Aussie Mums Prefer to Stay at Home - Report
25 November 2013 at 9:39 am
More than one third of Australian mothers with children under 15 years old are not working because they are caring for children, have health problems or face other barriers to employment, according to a research report by the Australian Institute of Family Studies.
The AIFS' report Australian Mothers' Participation In Employment drew on responses from 2,000 mothers in families around the country who had children under 15 years old, as part of the Household, Income and Labour Dynamics (HILDA) study.
Australia's maternal employment rate of 62 per cent is lower than many OECD countries and this research examined the possible barriers for mothers taking up paid work.

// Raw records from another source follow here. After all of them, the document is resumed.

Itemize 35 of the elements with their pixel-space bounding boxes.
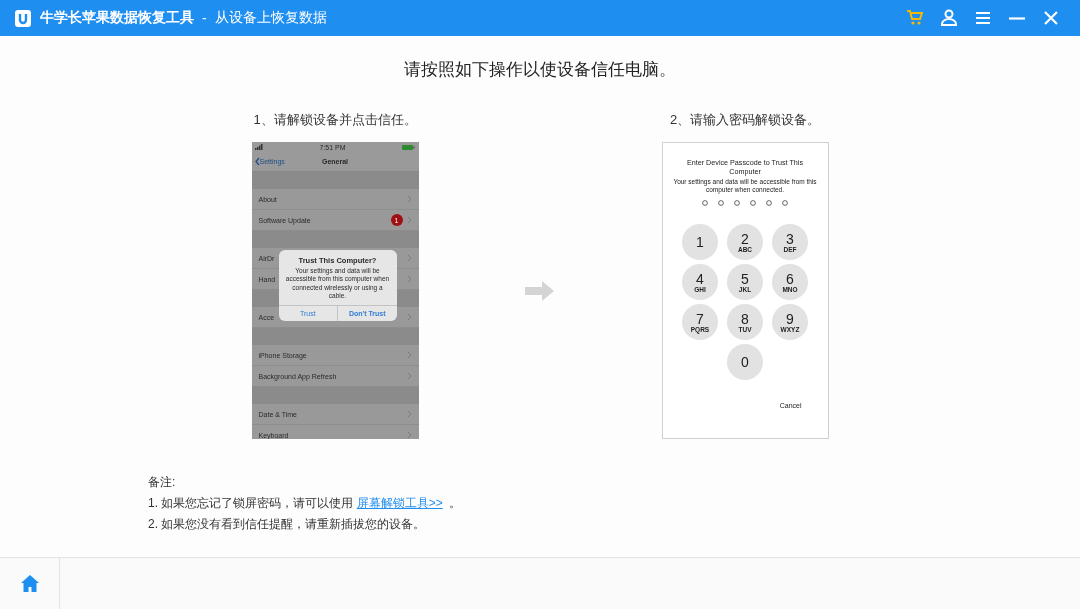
chevron-icon — [406, 431, 412, 439]
chevron-icon — [406, 275, 412, 283]
passcode-dot-icon — [766, 200, 772, 207]
chevron-left-icon — [254, 157, 260, 166]
signal-icon — [254, 144, 263, 150]
home-icon — [19, 574, 40, 593]
notes-title: 备注: — [148, 474, 177, 491]
minimize-icon — [1009, 16, 1025, 20]
app-title: 牛学长苹果数据恢复工具 — [40, 9, 194, 27]
chevron-icon — [406, 410, 412, 418]
chevron-icon — [406, 216, 412, 224]
note-text: 2. 如果您没有看到信任提醒，请重新插拔您的设备。 — [148, 516, 427, 533]
chevron-icon — [406, 372, 412, 380]
page-subtitle: 从设备上恢复数据 — [214, 9, 327, 27]
chevron-icon — [406, 313, 412, 321]
passcode-dot-icon — [782, 200, 788, 207]
step-label: 2、请输入密码解锁设备。 — [669, 111, 821, 129]
page-heading: 请按照如下操作以使设备信任电脑。 — [404, 59, 676, 81]
user-icon — [939, 8, 959, 28]
chevron-icon — [406, 254, 412, 262]
unlock-tool-link[interactable]: 屏幕解锁工具>> — [356, 496, 443, 510]
battery-icon — [402, 144, 416, 150]
keypad-key[interactable]: 0 — [727, 344, 763, 381]
chevron-icon — [406, 351, 412, 359]
passcode-dot-icon — [734, 200, 740, 207]
app-logo-icon — [14, 8, 32, 28]
passcode-dot-icon — [750, 200, 756, 207]
passcode-dot-icon — [718, 200, 724, 207]
passcode-dot-icon — [702, 200, 708, 207]
chevron-icon — [406, 195, 412, 203]
keypad-key[interactable]: 1 — [682, 224, 718, 261]
note-text: 1. 如果您忘记了锁屏密码，请可以使用 屏幕解锁工具>> 。 — [148, 495, 462, 512]
arrow-right-icon — [525, 279, 555, 302]
step-label: 1、请解锁设备并点击信任。 — [253, 111, 417, 129]
title-separator: - — [202, 10, 207, 26]
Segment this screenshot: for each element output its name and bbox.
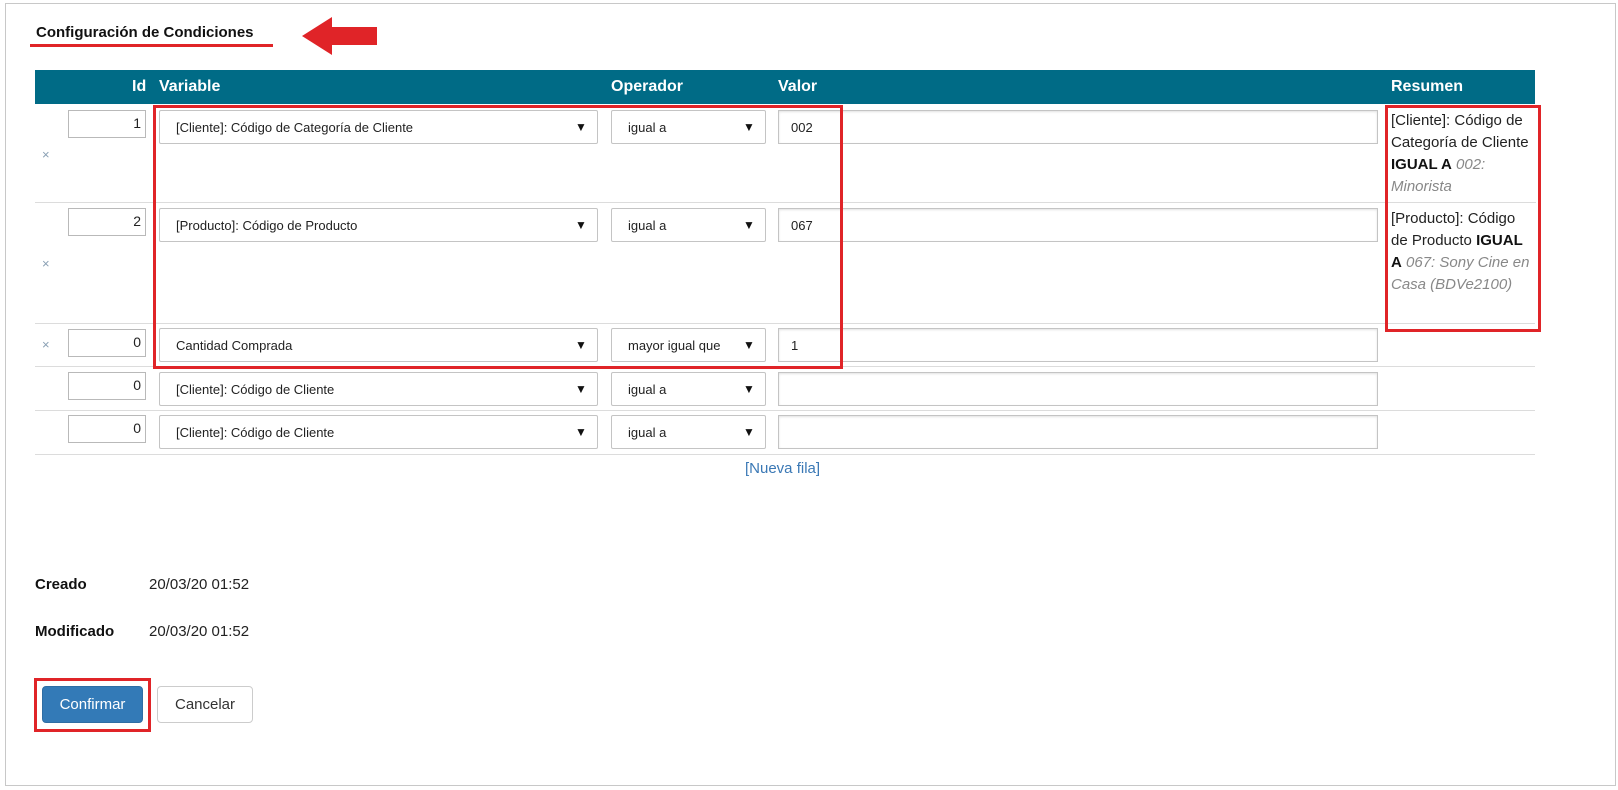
value-input[interactable] — [778, 208, 1378, 242]
created-label: Creado — [35, 576, 87, 593]
confirm-button[interactable]: Confirmar — [42, 686, 143, 723]
operator-select-value: mayor igual que — [628, 337, 721, 353]
summary-cell: [Producto]: Código de Producto IGUAL A 0… — [1391, 208, 1533, 296]
operator-select-value: igual a — [628, 119, 667, 135]
id-input[interactable] — [68, 110, 146, 138]
operator-select[interactable]: mayor igual que ▼ — [611, 328, 766, 362]
value-input[interactable] — [778, 110, 1378, 144]
header-value: Valor — [778, 78, 818, 95]
operator-select-value: igual a — [628, 381, 667, 397]
caret-down-icon: ▼ — [575, 218, 587, 232]
caret-down-icon: ▼ — [575, 338, 587, 352]
title-underline-annotation — [30, 44, 273, 47]
caret-down-icon: ▼ — [575, 120, 587, 134]
value-input[interactable] — [778, 415, 1378, 449]
id-input[interactable] — [68, 372, 146, 400]
caret-down-icon: ▼ — [575, 382, 587, 396]
variable-select-value: [Cliente]: Código de Categoría de Client… — [176, 119, 414, 135]
cancel-button[interactable]: Cancelar — [157, 686, 253, 723]
value-input[interactable] — [778, 328, 1378, 362]
operator-select-value: igual a — [628, 424, 667, 440]
variable-select[interactable]: [Producto]: Código de Producto ▼ — [159, 208, 598, 242]
header-id: Id — [132, 78, 147, 95]
operator-select[interactable]: igual a ▼ — [611, 208, 766, 242]
page-title: Configuración de Condiciones — [36, 24, 254, 41]
variable-select-value: [Cliente]: Código de Cliente — [176, 381, 335, 397]
variable-select[interactable]: [Cliente]: Código de Categoría de Client… — [159, 110, 598, 144]
caret-down-icon: ▼ — [743, 218, 755, 232]
operator-select[interactable]: igual a ▼ — [611, 415, 766, 449]
close-icon[interactable]: × — [42, 256, 50, 271]
variable-select-value: [Producto]: Código de Producto — [176, 217, 358, 233]
operator-select[interactable]: igual a ▼ — [611, 110, 766, 144]
modified-value: 20/03/20 01:52 — [149, 623, 250, 640]
summary-detail: 067: Sony Cine en Casa (BDVe2100) — [1391, 254, 1530, 293]
row-divider — [35, 323, 1535, 324]
variable-select[interactable]: Cantidad Comprada ▼ — [159, 328, 598, 362]
variable-select-value: Cantidad Comprada — [176, 337, 293, 353]
id-input[interactable] — [68, 329, 146, 357]
caret-down-icon: ▼ — [743, 338, 755, 352]
modified-label: Modificado — [35, 623, 115, 640]
value-input[interactable] — [778, 372, 1378, 406]
header-operator: Operador — [611, 78, 684, 95]
created-value: 20/03/20 01:52 — [149, 576, 250, 593]
row-divider — [35, 410, 1535, 411]
summary-text: [Cliente]: Código de Categoría de Client… — [1391, 112, 1529, 151]
new-row-link[interactable]: [Nueva fila] — [745, 460, 820, 477]
caret-down-icon: ▼ — [575, 425, 587, 439]
summary-cell: [Cliente]: Código de Categoría de Client… — [1391, 110, 1533, 198]
row-divider — [35, 454, 1535, 455]
caret-down-icon: ▼ — [743, 382, 755, 396]
arrow-left-icon — [302, 17, 377, 55]
close-icon[interactable]: × — [42, 337, 50, 352]
variable-select[interactable]: [Cliente]: Código de Cliente ▼ — [159, 372, 598, 406]
table-header: Id Variable Operador Valor Resumen — [35, 70, 1535, 104]
operator-select[interactable]: igual a ▼ — [611, 372, 766, 406]
summary-divider — [1388, 202, 1536, 203]
header-variable: Variable — [159, 78, 221, 95]
close-icon[interactable]: × — [42, 147, 50, 162]
row-divider — [35, 202, 1388, 203]
id-input[interactable] — [68, 208, 146, 236]
caret-down-icon: ▼ — [743, 120, 755, 134]
variable-select-value: [Cliente]: Código de Cliente — [176, 424, 335, 440]
operator-select-value: igual a — [628, 217, 667, 233]
variable-select[interactable]: [Cliente]: Código de Cliente ▼ — [159, 415, 598, 449]
summary-operator: IGUAL A — [1391, 156, 1452, 173]
header-summary: Resumen — [1391, 78, 1464, 95]
caret-down-icon: ▼ — [743, 425, 755, 439]
id-input[interactable] — [68, 415, 146, 443]
row-divider — [35, 366, 1535, 367]
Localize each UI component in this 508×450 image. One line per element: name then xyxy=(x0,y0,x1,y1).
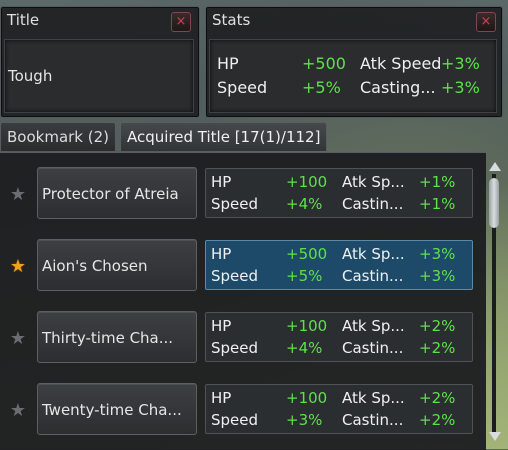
stat-value: +100 xyxy=(286,317,328,335)
title-stat-line: HP +100 Atk Sp... +1% xyxy=(211,171,469,193)
stat-value: +4% xyxy=(286,339,323,357)
current-stats-line: Speed +5% Casting... +3% xyxy=(217,77,480,99)
stat-label: Castin... xyxy=(342,411,404,429)
stat-value: +100 xyxy=(286,173,328,191)
title-stat-line: HP +500 Atk Sp... +3% xyxy=(211,243,469,265)
title-row[interactable]: ★ Twenty-time Cha... HP +100 Atk Sp... +2% Spe… xyxy=(0,374,486,446)
stat-value: +1% xyxy=(419,173,456,191)
stat-label: Castin... xyxy=(342,339,404,357)
stat-label: Atk Speed xyxy=(360,54,442,73)
title-name-button[interactable]: Aion's Chosen xyxy=(37,239,197,291)
title-row[interactable]: ★ Thirty-time Cha... HP +100 Atk Sp... +2% Spe… xyxy=(0,302,486,374)
title-panel-close-button[interactable]: × xyxy=(171,12,191,32)
stat-label: Speed xyxy=(211,195,259,213)
stat-label: HP xyxy=(211,389,232,407)
scroll-down-arrow-icon[interactable] xyxy=(489,432,501,441)
title-stats-box[interactable]: HP +500 Atk Sp... +3% Speed +5% Castin... +3% xyxy=(205,240,473,290)
stat-value: +1% xyxy=(419,195,456,213)
stat-label: Atk Sp... xyxy=(342,173,405,191)
stat-value: +500 xyxy=(302,54,346,73)
title-list-scrollbar[interactable] xyxy=(486,160,504,447)
title-name-button[interactable]: Protector of Atreia xyxy=(37,167,197,219)
title-row[interactable]: ★ Aion's Chosen HP +500 Atk Sp... +3% Speed +5%… xyxy=(0,230,486,302)
stat-label: Speed xyxy=(211,339,259,357)
stat-label: Atk Sp... xyxy=(342,389,405,407)
stat-value: +3% xyxy=(441,54,480,73)
stat-value: +5% xyxy=(286,267,323,285)
stat-value: +500 xyxy=(286,245,328,263)
stat-label: HP xyxy=(211,317,232,335)
title-stats-box[interactable]: HP +100 Atk Sp... +2% Speed +3% Castin... +2% xyxy=(205,384,473,434)
bookmark-star-icon[interactable]: ★ xyxy=(9,402,27,420)
title-stat-line: HP +100 Atk Sp... +2% xyxy=(211,315,469,337)
current-stats-line: HP +500 Atk Speed +3% xyxy=(217,53,480,75)
stat-label: HP xyxy=(211,245,232,263)
stat-value: +4% xyxy=(286,195,323,213)
stats-panel: Stats × HP +500 Atk Speed +3% Speed +5% … xyxy=(205,6,503,118)
title-list: ★ Protector of Atreia HP +100 Atk Sp... +1% Sp… xyxy=(0,152,486,450)
stat-value: +2% xyxy=(419,339,456,357)
bookmark-star-icon[interactable]: ★ xyxy=(9,186,27,204)
stat-label: Castin... xyxy=(342,195,404,213)
stat-label: Speed xyxy=(211,411,259,429)
title-panel: Title × Tough xyxy=(0,6,200,118)
stat-label: Castin... xyxy=(342,267,404,285)
stat-label: Speed xyxy=(211,267,259,285)
current-stats-box: HP +500 Atk Speed +3% Speed +5% Casting.… xyxy=(209,39,497,113)
stats-panel-header: Stats xyxy=(212,11,251,29)
stat-value: +100 xyxy=(286,389,328,407)
title-row[interactable]: ★ Protector of Atreia HP +100 Atk Sp... +1% Sp… xyxy=(0,158,486,230)
title-stat-line: Speed +4% Castin... +2% xyxy=(211,337,469,359)
stat-label: Atk Sp... xyxy=(342,317,405,335)
stat-value: +3% xyxy=(441,78,480,97)
title-name-button[interactable]: Twenty-time Cha... xyxy=(37,383,197,435)
tab-acquired-title[interactable]: Acquired Title [17(1)/112] xyxy=(120,122,328,151)
stat-value: +5% xyxy=(302,78,341,97)
current-title-box: Tough xyxy=(4,39,194,113)
stat-label: HP xyxy=(211,173,232,191)
stat-value: +3% xyxy=(419,267,456,285)
stat-value: +3% xyxy=(419,245,456,263)
stat-value: +3% xyxy=(286,411,323,429)
scrollbar-thumb[interactable] xyxy=(489,178,499,228)
title-stats-box[interactable]: HP +100 Atk Sp... +2% Speed +4% Castin... +2% xyxy=(205,312,473,362)
scroll-up-arrow-icon[interactable] xyxy=(489,162,501,171)
stat-value: +2% xyxy=(419,389,456,407)
stat-value: +2% xyxy=(419,317,456,335)
tab-bookmark[interactable]: Bookmark (2) xyxy=(0,122,117,151)
stat-label: HP xyxy=(217,54,239,73)
stat-label: Atk Sp... xyxy=(342,245,405,263)
stat-value: +2% xyxy=(419,411,456,429)
title-name-button[interactable]: Thirty-time Cha... xyxy=(37,311,197,363)
title-panel-header: Title xyxy=(7,11,40,29)
title-stat-line: Speed +5% Castin... +3% xyxy=(211,265,469,287)
stat-label: Casting... xyxy=(360,78,436,97)
title-stat-line: HP +100 Atk Sp... +2% xyxy=(211,387,469,409)
title-stat-line: Speed +4% Castin... +1% xyxy=(211,193,469,215)
title-stats-box[interactable]: HP +100 Atk Sp... +1% Speed +4% Castin... +1% xyxy=(205,168,473,218)
bookmark-star-icon[interactable]: ★ xyxy=(9,330,27,348)
stat-label: Speed xyxy=(217,78,268,97)
title-stat-line: Speed +3% Castin... +2% xyxy=(211,409,469,431)
current-title-text: Tough xyxy=(8,67,53,85)
stats-panel-close-button[interactable]: × xyxy=(476,12,496,32)
bookmark-star-filled-icon[interactable]: ★ xyxy=(9,258,27,276)
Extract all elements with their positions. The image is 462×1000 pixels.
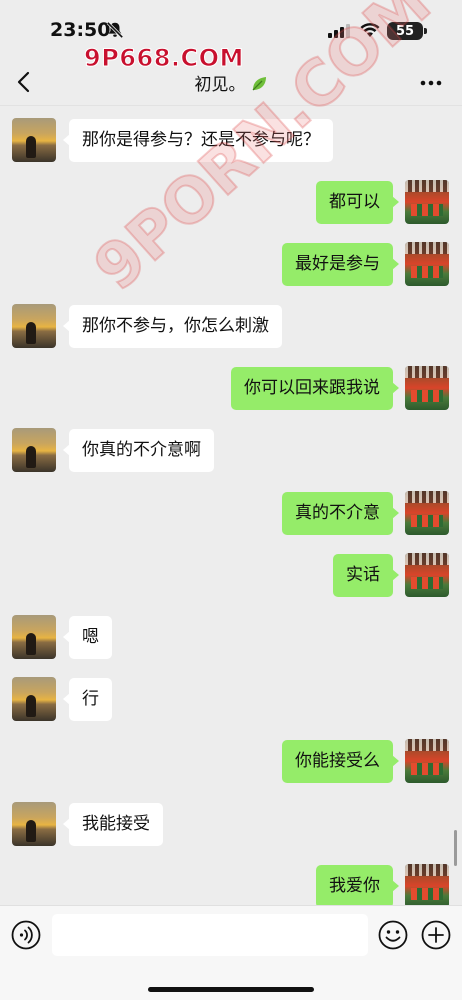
message-row: 你真的不介意啊: [0, 428, 462, 474]
message-row: 都可以: [0, 180, 462, 226]
input-bar: [0, 905, 462, 1000]
message-bubble[interactable]: 最好是参与: [282, 243, 399, 286]
message-bubble[interactable]: 你能接受么: [282, 740, 399, 783]
message-bubble[interactable]: 你可以回来跟我说: [231, 367, 399, 410]
message-input[interactable]: [52, 914, 368, 956]
message-row: 那你是得参与？还是不参与呢？: [0, 118, 462, 164]
battery-indicator: 55: [387, 22, 427, 40]
message-bubble[interactable]: 真的不介意: [282, 492, 399, 535]
message-bubble[interactable]: 那你是得参与？还是不参与呢？: [63, 119, 333, 162]
contact-avatar[interactable]: [12, 677, 56, 721]
message-row: 行: [0, 677, 462, 723]
message-bubble[interactable]: 嗯: [63, 616, 112, 659]
chat-header: 初见。: [0, 56, 462, 106]
emoji-icon[interactable]: [378, 920, 408, 950]
contact-avatar[interactable]: [12, 118, 56, 162]
chat-title-text: 初见。: [194, 75, 246, 95]
self-avatar[interactable]: [405, 180, 449, 224]
message-row: 你能接受么: [0, 739, 462, 785]
contact-avatar[interactable]: [12, 615, 56, 659]
message-bubble[interactable]: 行: [63, 678, 112, 721]
message-row: 实话: [0, 553, 462, 599]
message-row: 真的不介意: [0, 491, 462, 537]
message-row: 那你不参与，你怎么刺激: [0, 304, 462, 350]
message-row: 你可以回来跟我说: [0, 366, 462, 412]
message-bubble[interactable]: 都可以: [316, 181, 399, 224]
message-bubble[interactable]: 我能接受: [63, 803, 163, 846]
message-bubble[interactable]: 那你不参与，你怎么刺激: [63, 305, 282, 348]
message-list[interactable]: 那你是得参与？还是不参与呢？ 都可以 最好是参与 那你不参与，你怎么刺激 你可以…: [0, 106, 462, 906]
leaf-emoji-icon: [252, 77, 266, 91]
chat-title: 初见。: [0, 70, 462, 95]
self-avatar[interactable]: [405, 553, 449, 597]
status-time: 23:50: [50, 19, 111, 41]
bell-muted-icon: [106, 21, 124, 39]
message-bubble[interactable]: 你真的不介意啊: [63, 429, 214, 472]
cellular-signal-icon: [328, 24, 350, 38]
contact-avatar[interactable]: [12, 802, 56, 846]
self-avatar[interactable]: [405, 366, 449, 410]
message-row: 我爱你: [0, 864, 462, 906]
scroll-indicator[interactable]: [454, 830, 457, 866]
home-indicator: [148, 987, 314, 992]
voice-icon[interactable]: [11, 920, 41, 950]
self-avatar[interactable]: [405, 491, 449, 535]
self-avatar[interactable]: [405, 242, 449, 286]
message-bubble[interactable]: 我爱你: [316, 865, 399, 906]
message-row: 嗯: [0, 615, 462, 661]
battery-level: 55: [395, 23, 415, 39]
message-bubble[interactable]: 实话: [333, 554, 399, 597]
self-avatar[interactable]: [405, 739, 449, 783]
ellipsis-icon[interactable]: [420, 80, 442, 86]
contact-avatar[interactable]: [12, 428, 56, 472]
message-row: 我能接受: [0, 802, 462, 848]
self-avatar[interactable]: [405, 864, 449, 906]
plus-icon[interactable]: [421, 920, 451, 950]
contact-avatar[interactable]: [12, 304, 56, 348]
message-row: 最好是参与: [0, 242, 462, 288]
wifi-icon: [360, 23, 380, 37]
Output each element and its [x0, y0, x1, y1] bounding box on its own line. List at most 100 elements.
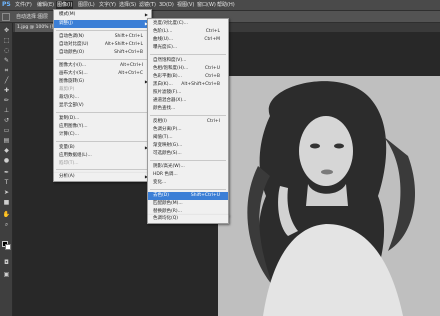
menu-item-label: 照片滤镜(F)...: [153, 90, 182, 95]
screen-mode-icon[interactable]: ▣: [2, 271, 11, 279]
zoom-icon[interactable]: ⌕: [2, 221, 11, 229]
adjust-item-gradient-map[interactable]: 渐变映射(G)...: [148, 142, 228, 150]
image-menu-item-crop[interactable]: 裁剪(P): [54, 86, 151, 94]
adjust-item-invert[interactable]: 反相(I) Ctrl+I: [148, 118, 228, 126]
menu-item-shortcut: Alt+Shift+Ctrl+B: [181, 82, 220, 87]
adjust-item-levels[interactable]: 色阶(L)... Ctrl+L: [148, 28, 228, 36]
quick-mask-icon[interactable]: ◘: [2, 259, 11, 267]
gradient-icon[interactable]: ▤: [2, 137, 11, 145]
menu-item-label: 可选颜色(S)...: [153, 151, 182, 156]
history-brush-icon[interactable]: ↺: [2, 117, 11, 125]
brush-icon[interactable]: ✏: [2, 97, 11, 105]
menu-file[interactable]: 文件(F): [14, 1, 33, 10]
image-menu-item-analysis[interactable]: 分析(A) ▶: [54, 173, 151, 181]
adjust-item-exposure[interactable]: 曝光度(E)...: [148, 44, 228, 52]
hand-icon[interactable]: ✋: [2, 211, 11, 219]
menu-item-label: 复制(D)...: [59, 116, 80, 121]
adjust-item-posterize[interactable]: 色调分离(P)...: [148, 126, 228, 134]
image-menu-item-mode[interactable]: 模式(M) ▶: [54, 11, 151, 19]
move-tool-icon[interactable]: [2, 13, 10, 21]
adjust-item-hdr-toning[interactable]: HDR 色调...: [148, 171, 228, 179]
image-menu-item-apply-image[interactable]: 应用图像(Y)...: [54, 123, 151, 131]
adjust-item-vibrance[interactable]: 自然饱和度(V)...: [148, 57, 228, 65]
eraser-icon[interactable]: ▭: [2, 127, 11, 135]
image-menu-item-auto-color[interactable]: 自动颜色(O) Shift+Ctrl+B: [54, 49, 151, 57]
menu-item-label: 应用图像(Y)...: [59, 124, 88, 129]
menu-item-label: 曲线(U)...: [153, 37, 174, 42]
blur-icon[interactable]: ◆: [2, 147, 11, 155]
marquee-icon[interactable]: ⬚: [2, 37, 11, 45]
menu-separator: [150, 160, 226, 161]
menu-item-label: 色彩平衡(B)...: [153, 74, 182, 79]
adjust-item-brightness-contrast[interactable]: 亮度/对比度(C)...: [148, 20, 228, 28]
image-menu-item-auto-tone[interactable]: 自动色调(N) Shift+Ctrl+L: [54, 33, 151, 41]
adjust-item-selective-color[interactable]: 可选颜色(S)...: [148, 150, 228, 158]
adjust-item-black-white[interactable]: 黑白(K)... Alt+Shift+Ctrl+B: [148, 81, 228, 89]
auto-select-target[interactable]: 图层: [38, 13, 48, 21]
adjust-item-match-color[interactable]: 匹配颜色(M)...: [148, 200, 228, 208]
move-icon[interactable]: ✥: [2, 27, 11, 35]
adjust-item-channel-mixer[interactable]: 通道混合器(X)...: [148, 97, 228, 105]
eyedropper-icon[interactable]: ╱: [2, 77, 11, 85]
image-menu-item-canvas-size[interactable]: 画布大小(S)... Alt+Ctrl+C: [54, 70, 151, 78]
crop-icon[interactable]: ⌗: [2, 67, 11, 75]
adjust-item-curves[interactable]: 曲线(U)... Ctrl+M: [148, 36, 228, 44]
menu-item-label: 匹配颜色(M)...: [153, 201, 183, 206]
document-tab[interactable]: 1.jpg @ 100% (图层 0, RGB/8): [15, 23, 57, 32]
menu-item-label: 阴影/高光(W)...: [153, 164, 185, 169]
quick-select-icon[interactable]: ✎: [2, 57, 11, 65]
healing-brush-icon[interactable]: ✚: [2, 87, 11, 95]
menu-item-shortcut: Alt+Ctrl+I: [120, 63, 143, 68]
menu-item-shortcut: Alt+Ctrl+C: [118, 71, 143, 76]
menu-help[interactable]: 帮助(H): [216, 1, 236, 10]
image-menu-item-trap[interactable]: 陷印(T)...: [54, 160, 151, 168]
adjust-item-equalize[interactable]: 色调均化(Q): [148, 215, 228, 223]
adjust-item-color-balance[interactable]: 色彩平衡(B)... Ctrl+B: [148, 73, 228, 81]
menu-separator: [150, 115, 226, 116]
menu-item-label: 陷印(T)...: [59, 161, 79, 166]
image-menu-item-adjustments[interactable]: 调整(J) ▶: [54, 20, 151, 28]
adjust-item-color-lookup[interactable]: 颜色查找...: [148, 105, 228, 113]
menu-item-label: 自动颜色(O): [59, 50, 85, 55]
image-menu-item-duplicate[interactable]: 复制(D)...: [54, 115, 151, 123]
image-menu: 模式(M) ▶ 调整(J) ▶ 自动色调(N) Shift+Ctrl+L 自动对…: [53, 9, 152, 174]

AIFS Senior Research Fellow Dr Jennifer Baxter said the majority of mothers who were not employed reported that they were not in the workforce because they were caring for children.
"There are a lot of mothers saying that they are not working because they prefer to look after their children at home," Dr Baxter said.
"Regardless of whether they were lone or couple mothers, with very young children under five or even older school-aged children from six to 14, Australian mothers see caring for their children as a key priority.
"In addition, mothers who were not employed often had their own health problems or caring responsibilities that extended beyond the care of children and bigger hurdles when it came to re-entering the workforce. These issues were particularly marked for lone mothers.”
Key report findings include:
The employment rate of mothers with children aged under 15 was 62 per cent in 2011;
For lone mothers, the employment rate was 56 per cent and for couple mothers the employment rate was 64 per cent;
The gap between lone and couple mothers' employment rates was greatest before children reach school age. The employment gap was greatest for mothers of children aged under three years (26 per cent employed for lone mothers and 46 per cent employed for couple mothers) or aged three to five years (44 per cent employed for lone mothers and 63 per cent employed for couple mothers);
For mothers whose youngest child was aged six to nine, 67 per cent of lone mothers were employed and 74 per cent of couple mothers were employed;
For mothers whose youngest child was aged 10 to 14 years, 74 per cent of lone mothers were employed and 83 per cent of couple mothers were employed.
Dr Baxter said mothers who spent less of the previous year in employment had on average poorer mental health, more long-term health conditions, were more likely to live in rental accommodation and to face more difficulties accessing social supports.
"Mothers who had not been employed for most or all of the previous year were more likely to say that they had no one to lean on in times of trouble and to say they often needed help from other people but were unable to get it," Dr Baxter said.
"Women who spent more time out of employment in the previous financial year also held more traditional attitudes about work and family values and tended to have a preference for mothers to remain out of the workforce.
"The study showed that caring for children is the predominant factor in explaining mothers' reasons for not being employed. But among mothers who have older children, an increasing proportion of those who are not employed have barriers to employment including those related to their own health, caring responsibilities and relatively low levels of education.
"Providing opportunities and supports for mothers to enter employment as their children grow older needs to take account of the diverse characteristics of mothers, and allow for those who may face particular challenges to overcome, including those with poorer mental health or social supports, or more traditional views about mothers' role in the home."